Imagine, if you will, the Raleigh-Durham entrepreneurial ecosystem some 10-or-so years down the road. What does it look like?
First off, there should be at least a dozen monster exits between now and then. I, for one, would like to see Automated Insights go public. That’d be awesome. Maybe WedPics becomes the Google for weddings, or tacos, or both. Heivly, Neal and Hazeltine from The Startup Factory are lighting cigars with hundred dollar bills on stage at the ExitEvent MegaSocial, which is like Disrupt but isn’t all corporate and has free beer. And the yeti from SnapYeti hits the road to promote the second sequel in the movie trilogy, having taken the place of Spongebob in the hearts of children around the globe.
Something crazy like that. 
Now ask yourself this: Are you leading this third decade of the startup revolution in this region?
Because you should be.
If you go back 10 years from today, the leaders of the nascent startup scene in the Triangle weren’t the same people who have their foot on the gas pedal today. Very few of the companies we think about when we think about startup here had been formed or were even ideas prior to 2010. 
Hell, a bunch of the players didn’t even live here in 2005. A couple hadn’t graduated from high school yet.
I consider myself lucky to have been in startup here for a long time. The changes just in those years have been exponential. A lot of people got out when it sucked, and that was fine, because the region got the talent it needed to convert a city known primarily and only for “quality of life” or “nice weather” to a startup hotspot.
The region is going to need new talent to shepherd it into the 2020s, and that talent is going to come from the pool of hundreds of early stage startups populating the dark halls of American Underground and the much brighter halls of Main and AU Raleigh and HQ Raleigh as well as garages and guest bedrooms across the area and even the dank and grey cubicles of our IBMs and other tech behemoths.
My point is, it’s not me who is going to found the next ExitEvent. Sure, that needs to keep growing and maturing, along with the TSFs and NC IDEAs and Groundworks, HQs and so on, but the next ExitEvent, the next American Underground, the next whatever it is that the next wave of entrepreneurs will need to get from point B to point C, that’s going to come from out of left field.
And, hey, you’re in left field. 
I didn’t have a huge mind-blowing exit under my belt when I started ExitEvent. I own one car (well, two with the wife), my home is modest and I don’t belong to any club or society. I’m still rocking the Xbox 360. 
But I’ve done pretty good for myself. I didn’t need a stamp of Valley-level validation before I got out and started talking about startup like I meant it. And when I go back and look on it, I didn’t need to jump through a bunch of hoops before I started my most recent company, or for that matter my first company. I just went out and did it. 

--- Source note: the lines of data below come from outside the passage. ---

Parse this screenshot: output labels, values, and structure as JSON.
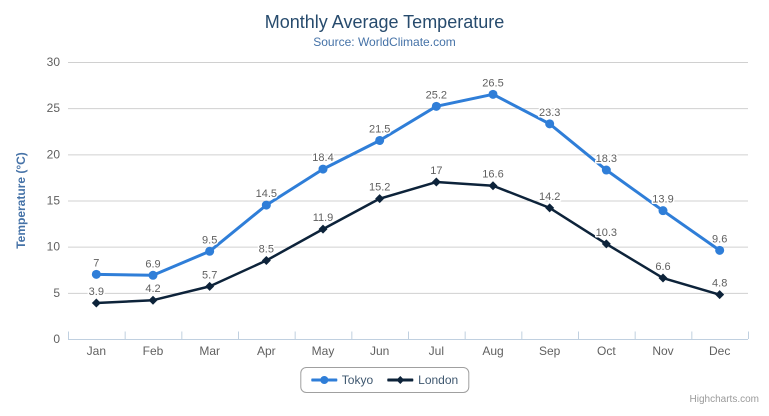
{
  "chart_data": {
    "type": "line",
    "title": "Monthly Average Temperature",
    "subtitle": "Source: WorldClimate.com",
    "categories": [
      "Jan",
      "Feb",
      "Mar",
      "Apr",
      "May",
      "Jun",
      "Jul",
      "Aug",
      "Sep",
      "Oct",
      "Nov",
      "Dec"
    ],
    "series": [
      {
        "name": "Tokyo",
        "color": "#2f7ed8",
        "marker": "circle",
        "values": [
          7,
          6.9,
          9.5,
          14.5,
          18.4,
          21.5,
          25.2,
          26.5,
          23.3,
          18.3,
          13.9,
          9.6
        ]
      },
      {
        "name": "London",
        "color": "#0d233a",
        "marker": "diamond",
        "values": [
          3.9,
          4.2,
          5.7,
          8.5,
          11.9,
          15.2,
          17,
          16.6,
          14.2,
          10.3,
          6.6,
          4.8
        ]
      }
    ],
    "xlabel": "",
    "ylabel": "Temperature (°C)",
    "ylim": [
      0,
      30
    ],
    "ytick_interval": 5,
    "grid": true,
    "data_labels": true,
    "legend_position": "bottom"
  },
  "colors": {
    "background": "#ffffff",
    "title": "#274b6d",
    "subtitle": "#4572A7",
    "axis_title": "#4572A7",
    "axis_labels": "#606060",
    "data_labels": "#606060",
    "gridline": "#d0d0d0",
    "axis_line": "#c0d0e0",
    "legend_text": "#3E576F",
    "menu_icon": "#666666"
  },
  "credits": {
    "label": "Highcharts.com"
  }
}
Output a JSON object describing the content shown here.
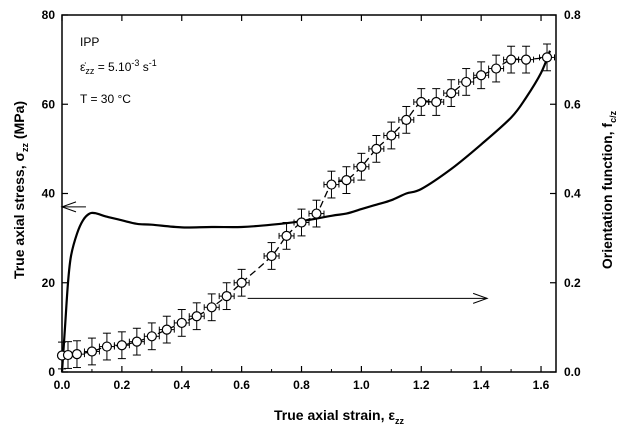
{
  "chart_data": {
    "type": "line",
    "annotations": {
      "material": "IPP",
      "strain_rate": {
        "prefix": "ε̇",
        "sub": "zz",
        "eq": " = 5.10",
        "exp": "-3",
        "unit": " s",
        "unit_exp": "-1"
      },
      "temperature": "T = 30 °C"
    },
    "xaxis": {
      "label_main": "True axial strain, ε",
      "label_sub": "zz",
      "lim": [
        0,
        1.65
      ],
      "ticks": [
        0.0,
        0.2,
        0.4,
        0.6,
        0.8,
        1.0,
        1.2,
        1.4,
        1.6
      ],
      "tick_labels": [
        "0.0",
        "0.2",
        "0.4",
        "0.6",
        "0.8",
        "1.0",
        "1.2",
        "1.4",
        "1.6"
      ]
    },
    "yaxis_left": {
      "label_main": "True axial stress, σ",
      "label_sub": "zz",
      "label_tail": " (MPa)",
      "lim": [
        0,
        80
      ],
      "ticks": [
        0,
        20,
        40,
        60,
        80
      ],
      "tick_labels": [
        "0",
        "20",
        "40",
        "60",
        "80"
      ]
    },
    "yaxis_right": {
      "label_main": "Orientation function, f",
      "label_sub": "c/z",
      "lim": [
        0,
        0.8
      ],
      "ticks": [
        0.0,
        0.2,
        0.4,
        0.6,
        0.8
      ],
      "tick_labels": [
        "0.0",
        "0.2",
        "0.4",
        "0.6",
        "0.8"
      ]
    },
    "series": [
      {
        "axis": "left",
        "style": "solid",
        "x": [
          0.0,
          0.01,
          0.02,
          0.03,
          0.05,
          0.07,
          0.09,
          0.11,
          0.15,
          0.2,
          0.25,
          0.3,
          0.4,
          0.5,
          0.6,
          0.7,
          0.8,
          0.9,
          0.95,
          1.0,
          1.05,
          1.1,
          1.15,
          1.2,
          1.3,
          1.4,
          1.5,
          1.55,
          1.6,
          1.63
        ],
        "y": [
          0,
          10,
          20,
          26,
          31,
          34,
          35.4,
          35.6,
          34.8,
          34,
          33.2,
          33,
          32.4,
          32.5,
          32.5,
          33,
          33.8,
          35,
          35.5,
          36.5,
          37.5,
          38.5,
          40,
          41,
          45.5,
          51,
          57,
          61.5,
          67,
          72
        ]
      },
      {
        "axis": "right",
        "style": "dashed",
        "markers": "open-circle",
        "error_bars": true,
        "x": [
          0.0,
          0.02,
          0.05,
          0.1,
          0.15,
          0.2,
          0.25,
          0.3,
          0.35,
          0.4,
          0.45,
          0.5,
          0.55,
          0.6,
          0.7,
          0.75,
          0.8,
          0.85,
          0.9,
          0.95,
          1.0,
          1.05,
          1.1,
          1.15,
          1.2,
          1.25,
          1.3,
          1.35,
          1.4,
          1.45,
          1.5,
          1.55,
          1.62
        ],
        "y": [
          0.037,
          0.038,
          0.04,
          0.046,
          0.057,
          0.06,
          0.068,
          0.08,
          0.095,
          0.11,
          0.125,
          0.145,
          0.17,
          0.2,
          0.26,
          0.305,
          0.335,
          0.355,
          0.42,
          0.43,
          0.46,
          0.5,
          0.53,
          0.565,
          0.605,
          0.605,
          0.625,
          0.65,
          0.665,
          0.68,
          0.7,
          0.7,
          0.705
        ],
        "xerr": 0.025,
        "yerr": 0.03
      }
    ],
    "axis_arrows": [
      {
        "points_to": "left",
        "at_y_left": 37,
        "from_x": 0.08,
        "to_x": 0.0
      },
      {
        "points_to": "right",
        "at_y_right": 0.165,
        "from_x": 0.62,
        "to_x": 1.42
      }
    ]
  }
}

That same kind of motivation is going to create the next most helpful thing for this startup environment. It’s not going to come from government—believe me. It’s not going to be a plucky and brilliant Chamber of Commerce. We got lucky with that. It’s not going to be a non-profit or a slice off of some foundation or corporation or some program that someone invents in another city and brings here.
It’s going to come from you. And no one is going to see it coming.
Along those same lines, it’s not going to be a meetup or a Social—that’s been done. And if you remember back some three years ago, once ExitEvent got traction, there were about a dozen of those kinds of things that popped up overnight. They’re gone. It’s probably not going to be a media source. Laura and ExitEvent have got a solid handle on that. 
Furthermore, the time isn’t right for those things anymore. The region has matured. And so have the needs of the startup community.
But it still has needs.
It could be new VC funds, or new angel funds, or a new set of angels. Maybe that South-by-Southeast thing will finally come together. Whatever it is, it may not make a big noise, especially at first, but it could gain momentum. That’s how we got the direct flight to San Francisco, and now we have two.
But one thing is for sure. Before it happens, we need the next generation of startup leaders to self-identify and try all kinds of stuff. ExitEvent was also not my first-and-only attempt at creating more cohesion here. I tried all kinds of stupid crap, and none of it worked until I got the idea for free beer and a database.
What’s going to spark you to lead for the next 10 years?